We used well-established methods of genome-wide methylation assessment (HumanMethylation450 arrays) to identify differences between women with PCOS, and women with PCOS who later developed diabetes. Similar to previous array-based prognostic marker screening studies, and to reduce the likelihood of false positive targets, we used a ≥0.2 β-value difference to define differential methylation[9].
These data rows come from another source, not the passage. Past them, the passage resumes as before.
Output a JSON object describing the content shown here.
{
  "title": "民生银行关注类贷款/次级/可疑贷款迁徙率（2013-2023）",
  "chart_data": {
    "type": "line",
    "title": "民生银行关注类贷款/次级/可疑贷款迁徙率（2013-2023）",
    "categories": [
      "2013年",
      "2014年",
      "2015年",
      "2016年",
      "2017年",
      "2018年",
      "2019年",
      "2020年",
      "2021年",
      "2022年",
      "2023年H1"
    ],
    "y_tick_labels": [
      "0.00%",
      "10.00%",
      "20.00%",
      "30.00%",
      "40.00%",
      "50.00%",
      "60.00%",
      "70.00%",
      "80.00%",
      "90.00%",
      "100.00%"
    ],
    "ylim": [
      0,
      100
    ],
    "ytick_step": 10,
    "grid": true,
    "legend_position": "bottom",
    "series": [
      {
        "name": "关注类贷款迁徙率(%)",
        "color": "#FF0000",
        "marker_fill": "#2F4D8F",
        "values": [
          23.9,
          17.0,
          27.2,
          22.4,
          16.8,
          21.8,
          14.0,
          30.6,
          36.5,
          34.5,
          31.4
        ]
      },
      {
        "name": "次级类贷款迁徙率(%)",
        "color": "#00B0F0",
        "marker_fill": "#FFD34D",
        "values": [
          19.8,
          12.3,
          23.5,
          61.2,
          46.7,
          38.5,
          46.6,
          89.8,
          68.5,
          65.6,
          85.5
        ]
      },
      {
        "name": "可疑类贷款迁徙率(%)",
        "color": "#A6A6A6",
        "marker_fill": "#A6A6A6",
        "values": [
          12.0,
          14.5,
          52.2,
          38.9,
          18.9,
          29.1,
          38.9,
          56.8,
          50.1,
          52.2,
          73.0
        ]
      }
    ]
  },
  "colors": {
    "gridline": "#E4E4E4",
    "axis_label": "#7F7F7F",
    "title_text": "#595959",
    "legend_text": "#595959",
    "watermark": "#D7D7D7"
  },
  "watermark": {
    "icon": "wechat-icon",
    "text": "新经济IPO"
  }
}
Limitations . Given the number of samples evaluated and the variation in criteria used to define PCOS (and therefore variable population prevalence), we cannot estimate prognostic or predictive values. Furthermore, plotted Pyrosequencing™ data raise the possibility that single nucleotide polymorphisms (SNPs) may be implicated in methylation patterns observed in some of our candidates. Although known SNPs were excluded during array filtering, polymorphic CpG sequences (in all Infinium methylation arrays) necessitate caution in interpretation of results[11].
Interpretation. Although there are no striking visual differences between cases and controls in the heatmap of the differentially methylated CpG sites, clustering reassuringly separately grouped the women with PCOS who developed diabetes from the women that did not. The 273 differentially methylated CpG sites and the 19 putative biomarker candidates identified is broadly in keeping with numbers in previous methylation biomarker studies in benign tissue types[10], but is difficult to interpret in the context of lack of similar prior studies in PCOS. Notwithstanding, methylation differences were substantiated by Pyrosequencing™ in our candidates, confirming ‘proof of principle’ that DNA methylation holds the exciting potential as a prognostic biomarker in PCOS.
Whilst it cannot be implied from our data, it is possible that differential methylation at one or more of the sites identified may be contributory to diabetes development in women with PCOS. Further studies in larger patient cohorts are required to confirm our initial findings, evaluate the possible importance of SNPs in the differentially methylated sites identified, and to facilitate the mechanistic investigation of DNA methylation changes in women with PCOS who develop diabetes.